To determine whether an officer’s conduct during a Terry stop is lawful, the courts look at the reasonableness of the officer’s actions under the totality of the circumstances. In evaluating the totality of the circumstances, courts may not consider the relevant factors in isolation from one another.
Handguns, Handcuffing & Reasonable Suspicion
It’s true that Terry stops must be fairly nonintrusive. However, there’s often a valid concern for officer safety during such encounters. Indeed, Terry allows officers to take all necessary steps to protect themselves if the circumstances reasonably warrant such measures. In sum:
- Police officers may draw their weapons without transforming an otherwise valid Terry stop into an arrest.

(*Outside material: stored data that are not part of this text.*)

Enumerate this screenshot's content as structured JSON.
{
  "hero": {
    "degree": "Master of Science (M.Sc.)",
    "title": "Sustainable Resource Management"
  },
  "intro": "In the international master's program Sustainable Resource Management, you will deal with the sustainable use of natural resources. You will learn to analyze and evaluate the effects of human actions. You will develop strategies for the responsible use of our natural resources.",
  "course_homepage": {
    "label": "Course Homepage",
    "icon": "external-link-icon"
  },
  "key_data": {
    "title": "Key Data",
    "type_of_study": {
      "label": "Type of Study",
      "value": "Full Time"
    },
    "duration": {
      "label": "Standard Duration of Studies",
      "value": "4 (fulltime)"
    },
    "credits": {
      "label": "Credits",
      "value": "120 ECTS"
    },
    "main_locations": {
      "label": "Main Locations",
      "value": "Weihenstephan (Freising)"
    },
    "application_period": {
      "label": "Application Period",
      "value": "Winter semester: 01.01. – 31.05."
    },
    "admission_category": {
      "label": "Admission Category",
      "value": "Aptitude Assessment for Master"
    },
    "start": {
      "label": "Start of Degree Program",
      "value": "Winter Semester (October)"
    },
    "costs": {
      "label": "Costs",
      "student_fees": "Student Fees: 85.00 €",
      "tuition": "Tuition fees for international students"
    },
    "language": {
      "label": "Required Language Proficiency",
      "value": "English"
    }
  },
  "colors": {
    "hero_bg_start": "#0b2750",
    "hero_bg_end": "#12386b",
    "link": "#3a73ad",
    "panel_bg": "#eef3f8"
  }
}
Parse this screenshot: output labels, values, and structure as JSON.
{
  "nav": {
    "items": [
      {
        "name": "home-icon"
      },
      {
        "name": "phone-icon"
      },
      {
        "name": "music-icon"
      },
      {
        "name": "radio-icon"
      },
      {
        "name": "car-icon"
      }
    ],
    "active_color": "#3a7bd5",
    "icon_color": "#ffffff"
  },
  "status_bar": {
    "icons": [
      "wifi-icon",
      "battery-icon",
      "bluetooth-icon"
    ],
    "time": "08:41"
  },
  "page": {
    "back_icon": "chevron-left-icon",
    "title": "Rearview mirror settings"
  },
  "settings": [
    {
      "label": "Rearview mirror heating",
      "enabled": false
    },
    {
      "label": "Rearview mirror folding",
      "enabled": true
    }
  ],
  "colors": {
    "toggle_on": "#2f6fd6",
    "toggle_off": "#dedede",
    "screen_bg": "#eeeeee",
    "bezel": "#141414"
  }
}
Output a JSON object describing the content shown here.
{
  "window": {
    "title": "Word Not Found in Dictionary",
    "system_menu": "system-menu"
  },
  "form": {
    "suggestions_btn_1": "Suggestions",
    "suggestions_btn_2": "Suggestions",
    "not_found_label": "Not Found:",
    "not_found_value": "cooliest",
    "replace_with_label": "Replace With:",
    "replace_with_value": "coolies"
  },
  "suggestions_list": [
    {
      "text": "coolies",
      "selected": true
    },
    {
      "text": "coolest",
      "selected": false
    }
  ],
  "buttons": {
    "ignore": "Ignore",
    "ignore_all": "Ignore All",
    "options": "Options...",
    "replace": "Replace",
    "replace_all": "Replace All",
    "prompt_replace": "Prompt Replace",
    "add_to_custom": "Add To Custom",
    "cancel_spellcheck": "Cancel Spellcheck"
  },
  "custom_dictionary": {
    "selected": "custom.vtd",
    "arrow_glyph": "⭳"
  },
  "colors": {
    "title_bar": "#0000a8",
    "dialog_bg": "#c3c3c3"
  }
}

- A reasonable number of backup officers is permissible during the stop because “mere numbers do not automatically convert a lawful Terry stop into something more forbidding.”
- Likewise, police officers may place individuals in handcuffs without having probable cause to do so and without violating the Fourth Amendment.
- Finally, police officers are permitted to place individuals in the back seat of a squad car even though they’re not under arrest.
What to Do
If you’re involved in a Terry stop and you have a reasonable and articulable basis for believing that the individual you’re in contact with poses a threat to you and/or is armed, you may conduct a frisk of the person’s outer clothing to dispel or confirm your suspicions. Likewise, you may place that individual in handcuffs. I recommend that when you do either of these tasks, you inform the person that you’re conducting a brief pat-down and handcuffing them for your safety and theirs. Likewise, if you decide to place the individual in the back seat of your squad car, tell them that you’re doing so for safety reasons.
More important, be sure these restrictions last long enough to verify your suspicion that the individual is engaged in illegal activity. If the circumstances develop into a situation warranting the drafting of a police report, clearly document the reason for the added protection.
Finally, if you’re faced with a savvy criminal defense attorney who tries to convince you that your actions transformed a Terry stop into a full custodial arrest, don’t argue. Simply respond that while their client was not free to go, they were being detained in such a manner for officer safety reasons and until you could conduct a reasonable investigation into whether the individual was involved in criminal activity.
References
- 392 U.S. 1 (1968).
- Ibid . at 21.
- Michigan v. Summers , 452 U.S. 692, 699 (1981).
- Florida v. Royer , 460 U.S. 491, 500 (1983).
- Ibid . at 498.
- United States v. Hensley , 469 U.S. 221, 225 (1985).
- Terry , 392 U.S. at 30.
- See Michigan v. Long , 463 U.S. 1032 (1983) for the constitutional parameters of a protective search of an automobile.
- See United States v. Brignoni-Ponce , 422 U.S. 873, 881-82 (1975).
- See, Unites States v. Cortez , 449 U.S. 411, 417 (1981).
- United States v. Arvizu , 534 U.S. 266, 274 (2002).
- United States v. Vargas , 369 F.3d 98, 102 (2nd Cir. 2004).
- United States v. Zapata , 18 F.3d 971, 976 (1st Cir. 1994).
- Gallegos v. City of Colorado Springs , 114 F.3d 1024, 1028 (10th Cir. 1997).
- United States v. Kapperman , 764 F.2d 786, 790 n.4 (11th Cir. 1985).